Pointer comparisons ignore provenance

Posted Oct 16, 2024 18:40 UTC (Wed) by tialaramex (subscriber, #21167) [Link] (3 responses)

Also notice that if I implement (1) but you insist you want (2) I can just say that's what I'm offering.

You can't prove me wrong because the only difference in (2) is that it's possible to get a different answer, but never required, so, I can tell you that you just got unlucky and that's why it seems as though I implement (1).

So the rational thing to do is implement (1) which is at least explainable.

Pointer comparisons ignore provenance

Posted Oct 19, 2024 19:41 UTC (Sat) by NYKevin (subscriber, #129325) [Link] (2 responses)

(1) is not semantically equivalent to (2). Under (2), if you tell me that pointers x and y are equal, then I am entitled to assume that they have the same provenance and so I can use either pointer to access the same object. Furthermore, (2) also extends to atomic compare-and-swap, meaning that you are required to ensure that the whole pointer-zapping problem described in the article does not arise in the first place (or at least, that the resulting binary behaves as if the problem does not arise).

(1) provides neither of those guarantees, so it is not equivalent to (2) no matter how lucky or unlucky I might get.

Pointer comparisons ignore provenance

Posted Oct 19, 2024 19:46 UTC (Sat) by NYKevin (subscriber, #129325) [Link] (1 responses)

NB: This is assuming you're talking about my (1) and (2), and not Tobu's, because that seemed obviously wrong to me. Tobu's (1) requires that casting both pointers to usize and comparing them produces the same result, whereas (2) permits it to non-deterministically return false in cases where the provenance does not match, so (2) allows optimizations that (1) forbids. It is certainly not the case that compilers will prefer to leave optimizations on the table if they are permitted by whatever standard we end up adopting.

Pointer comparisons ignore provenance

Posted Oct 20, 2024 8:43 UTC (Sun) by tialaramex (subscriber, #21167) [Link]

Unsurprisingly (surely even to you?) when I respond to Tobu, I am referring to what Tobu wrote.

If you want your numbering to exclusively refer to a specific thing you once wrote somewhere you're going to need much bigger numbers, I recommend 128-bit UUIDs for this work, however, since we're talking among people, I would suggest that naming things, though it has some undesirable quirks, is preferable, that's why the "worst case" provenance model offered in Rust and the default provenance proposed for C is referred to as "PNVI-ae-udi" rather than some hard to distinguish UUID, when I typo'd that name earlier everybody still knew what I meant.

As to the substance: Useless "optimisations" have to be painstakingly eliminated so there's no reason to ask for them knowing that you won't use them.

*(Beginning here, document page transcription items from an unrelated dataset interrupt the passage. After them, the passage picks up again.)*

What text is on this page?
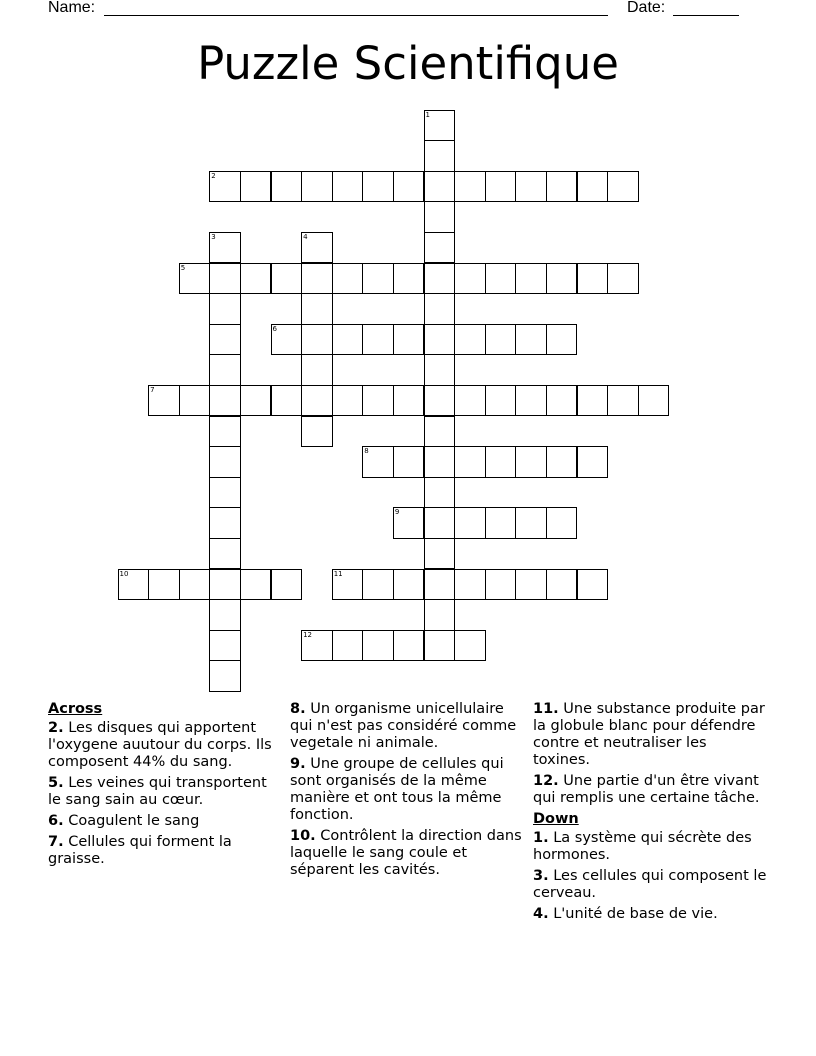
Name:	Date:
Puzzle Scientifique
1
2
3	4
5
6
7
8
9
10	11
12
Across
2. Les disques qui apportent l'oxygene auutour du corps. Ils composent 44% du sang.
5. Les veines qui transportent le sang sain au cœur.
6. Coagulent le sang
7. Cellules qui forment la graisse.
8. Un organisme unicellulaire qui n'est pas considéré comme vegetale ni animale.
9. Une groupe de cellules qui sont organisés de la même manière et ont tous la même fonction.
10. Contrôlent la direction dans laquelle le sang coule et séparent les cavités.
11. Une substance produite par la globule blanc pour défendre contre et neutraliser les toxines.
12. Une partie d'un être vivant qui remplis une certaine tâche.
Down
1. La système qui sécrète des hormones.
3. Les cellules qui composent le cerveau.
4. L'unité de base de vie.
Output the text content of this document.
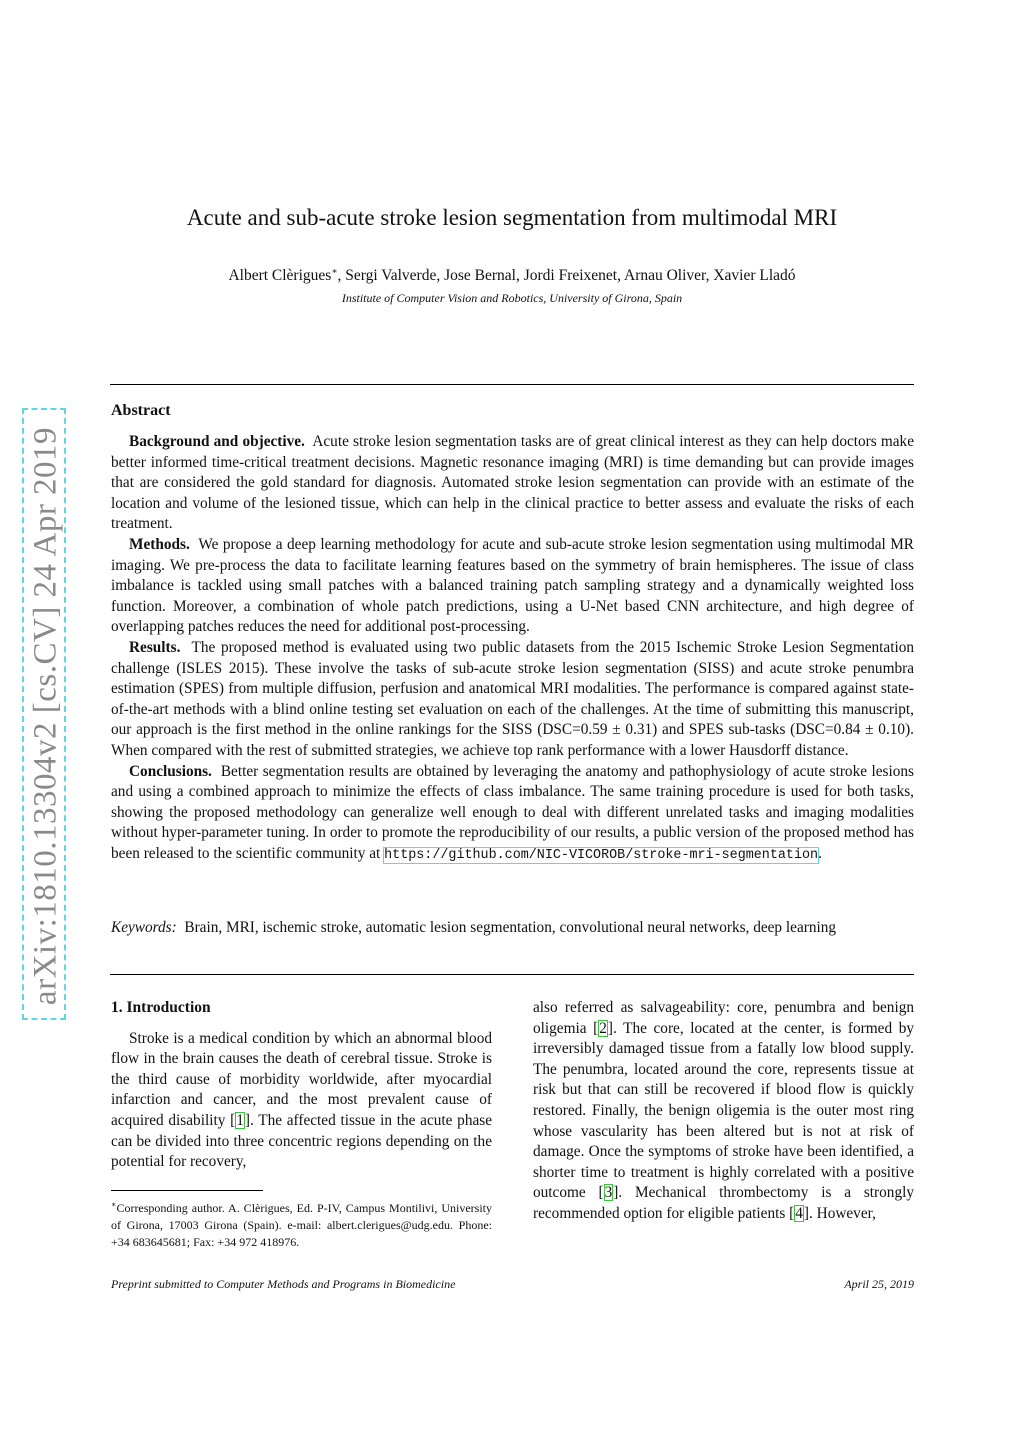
arXiv:1810.13304v2 [cs.CV] 24 Apr 2019
Acute and sub-acute stroke lesion segmentation from multimodal MRI
Albert Clèrigues∗, Sergi Valverde, Jose Bernal, Jordi Freixenet, Arnau Oliver, Xavier Lladó
Institute of Computer Vision and Robotics, University of Girona, Spain
Abstract

Background and objective. Acute stroke lesion segmentation tasks are of great clinical interest as they can help doctors make better informed time-critical treatment decisions. Magnetic resonance imaging (MRI) is time demanding but can provide images that are considered the gold standard for diagnosis. Automated stroke lesion segmentation can provide with an estimate of the location and volume of the lesioned tissue, which can help in the clinical practice to better assess and evaluate the risks of each treatment.

Methods. We propose a deep learning methodology for acute and sub-acute stroke lesion segmentation using multimodal MR imaging. We pre-process the data to facilitate learning features based on the symmetry of brain hemispheres. The issue of class imbalance is tackled using small patches with a balanced training patch sampling strategy and a dynamically weighted loss function. Moreover, a combination of whole patch predictions, using a U-Net based CNN architecture, and high degree of overlapping patches reduces the need for additional post-processing.

Results. The proposed method is evaluated using two public datasets from the 2015 Ischemic Stroke Lesion Segmentation challenge (ISLES 2015). These involve the tasks of sub-acute stroke lesion segmentation (SISS) and acute stroke penumbra estimation (SPES) from multiple diffusion, perfusion and anatomical MRI modalities. The performance is compared against state-of-the-art methods with a blind online testing set evaluation on each of the challenges. At the time of submitting this manuscript, our approach is the first method in the online rankings for the SISS (DSC=0.59 ± 0.31) and SPES sub-tasks (DSC=0.84 ± 0.10). When compared with the rest of submitted strategies, we achieve top rank performance with a lower Hausdorff distance.

Conclusions. Better segmentation results are obtained by leveraging the anatomy and pathophysiology of acute stroke lesions and using a combined approach to minimize the effects of class imbalance. The same training procedure is used for both tasks, showing the proposed methodology can generalize well enough to deal with different unrelated tasks and imaging modalities without hyper-parameter tuning. In order to promote the reproducibility of our results, a public version of the proposed method has been released to the scientific community at https://github.com/NIC-VICOROB/stroke-mri-segmentation.

Keywords: Brain, MRI, ischemic stroke, automatic lesion segmentation, convolutional neural networks, deep learning
1. Introduction

Stroke is a medical condition by which an abnormal blood flow in the brain causes the death of cerebral tissue. Stroke is the third cause of morbidity worldwide, after myocardial infarction and cancer, and the most prevalent cause of acquired disability [1]. The affected tissue in the acute phase can be divided into three concentric regions depending on the potential for recovery,

∗Corresponding author. A. Clèrigues, Ed. P-IV, Campus Montilivi, University of Girona, 17003 Girona (Spain). e-mail: albert.clerigues@udg.edu. Phone: +34 683645681; Fax: +34 972 418976.

also referred as salvageability: core, penumbra and benign oligemia [2]. The core, located at the center, is formed by irreversibly damaged tissue from a fatally low blood supply. The penumbra, located around the core, represents tissue at risk but that can still be recovered if blood flow is quickly restored. Finally, the benign oligemia is the outer most ring whose vascularity has been altered but is not at risk of damage. Once the symptoms of stroke have been identified, a shorter time to treatment is highly correlated with a positive outcome [3]. Mechanical thrombectomy is a strongly recommended option for eligible patients [4]. However,

Preprint submitted to Computer Methods and Programs in Biomedicine	April 25, 2019
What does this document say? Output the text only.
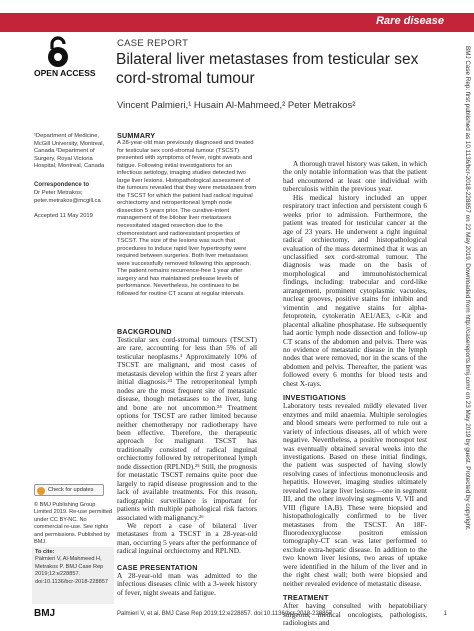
Rare disease
OPEN ACCESS
CASE REPORT
Bilateral liver metastases from testicular sex cord-stromal tumour
Vincent Palmieri,¹ Husain Al-Mahmeed,² Peter Metrakos²
¹Department of Medicine, McGill University, Montreal, Canada ²Department of Surgery, Royal Victoria Hospital, Montreal, Canada
Correspondence to
Dr Peter Metrakos; peter.metrakos@mcgill.ca
Accepted 11 May 2019
Check for updates
© BMJ Publishing Group Limited 2019. Re-use permitted under CC BY-NC. No commercial re-use. See rights and permissions. Published by BMJ.
To cite:
Palmieri V, Al-Mahmeed H, Metrakos P. BMJ Case Rep 2019;12:e228857. doi:10.1136/bcr-2018-228857
SUMMARY
A 28-year-old man previously diagnosed and treated for testicular sex cord-stromal tumour (TSCST) presented with symptoms of fever, night sweats and fatigue. Following initial investigations for an infectious aetiology, imaging studies detected two large liver lesions. Histopathological assessment of the tumours revealed that they were metastases from the TSCST for which the patient had radical inguinal orchiectomy and retroperitoneal lymph node dissection 5 years prior. The curative-intent management of the bilobar liver metastases necessitated staged resection due to the chemoresistant and radioresistant properties of TSCST. The size of the lesions was such that procedures to induce rapid liver hypertrophy were required between surgeries. Both liver metastases were successfully removed following this approach. The patient remains recurrence-free 1 year after surgery and has maintained preliease levels of performance. Nevertheless, he continues to be followed for routine CT scans at regular intervals.
BACKGROUND

Testicular sex cord-stromal tumours (TSCST) are rare, accounting for less than 5% of all testicular neoplasms.¹ Approximately 10% of TSCST are malignant, and most cases of metastasis develop within the first 2 years after initial diagnosis.²³ The retroperitoneal lymph nodes are the most frequent site of metastatic disease, though metastases to the liver, lung and bone are not uncommon.²⁴ Treatment options for TSCST are rather limited because neither chemotherapy nor radiotherapy have been effective. Therefore, the therapeutic approach for malignant TSCST has traditionally consisted of radical inguinal orchiectomy followed by retroperitoneal lymph node dissection (RPLND).²⁵ Still, the prognosis for metastatic TSCST remains quite poor due largely to rapid disease progression and to the lack of available treatments. For this reason, radiographic surveillance is important for patients with multiple pathological risk factors associated with malignancy.²⁶

We report a case of bilateral liver metastases from a TSCST in a 28-year-old man, occurring 5 years after the performance of radical inguinal orchiectomy and RPLND.

CASE PRESENTATION

A 28-year-old man was admitted to the infectious diseases clinic with a 3-week history of fever, night sweats and fatigue.

A thorough travel history was taken, in which the only notable information was that the patient had encountered at least one individual with tuberculosis within the previous year.

His medical history included an upper respiratory tract infection and persistent cough 6 weeks prior to admission. Furthermore, the patient was treated for testicular cancer at the age of 23 years. He underwent a right inguinal radical orchiectomy, and histopathological evaluation of the mass determined that it was an unclassified sex cord-stromal tumour. The diagnosis was made on the basis of morphological and immunohistochemical findings, including: trabecular and cord-like arrangement, prominent cytoplasmic vacuoles, nuclear grooves, positive stains for inhibin and vimentin and negative stains for alpha-fetoprotein, cytokeratin AE1/AE3, c-Kit and placental alkaline phosphatase. He subsequently had aortic lymph node dissection and follow-up CT scans of the abdomen and pelvis. There was no evidence of metastatic disease in the lymph nodes that were removed, nor in the scans of the abdomen and pelvis. Thereafter, the patient was followed every 6 months for blood tests and chest X-rays.

INVESTIGATIONS

Laboratory tests revealed mildly elevated liver enzymes and mild anaemia. Multiple serologies and blood smears were performed to rule out a variety of infectious diseases, all of which were negative. Nevertheless, a positive monospot test was eventually obtained several weeks into the investigations. Based on these initial findings, the patient was suspected of having slowly resolving cases of infectious mononucleosis and hepatitis. However, imaging studies ultimately revealed two large liver lesions—one in segment III, and the other involving segments V, VII and VIII (figure 1A,B). These were biopsied and histopathologically confirmed to be liver metastases from the TSCST. An 18F-fluorodeoxyglucose positron emission tomography-CT scan was later performed to exclude extra-hepatic disease. In addition to the two known liver lesions, two areas of uptake were identified in the hilum of the liver and in the right chest wall; both were biopsied and neither revealed evidence of metastatic disease.

TREATMENT

After having consulted with hepatobiliary surgeons, medical oncologists, pathologists, radiologists and

BMJ	Palmieri V, et al. BMJ Case Rep 2019;12:e228857. doi:10.1136/bcr-2018-228857	1
BMJ Case Rep: first published as 10.1136/bcr-2018-228857 on 22 May 2019. Downloaded from http://casereports.bmj.com/ on 23 May 2019 by guest. Protected by copyright.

Yes it is likely that LLVM will decide they can "optimise" ptrA == ptrB in some way that's not helpful, and if they want to do that Rust will just emit the IR for ptrA.addr() == ptrB.addr() instead so that it gets the required semantics. Today it doesn't matter because (as I wrote) there's an LLVM bug and as a result LLVM can believe that for two machine integers A, B A != B but A - B = 0 which is nonsense and the LLVM devs know it's nonsense but it's a consequence of this sort of "optimisation".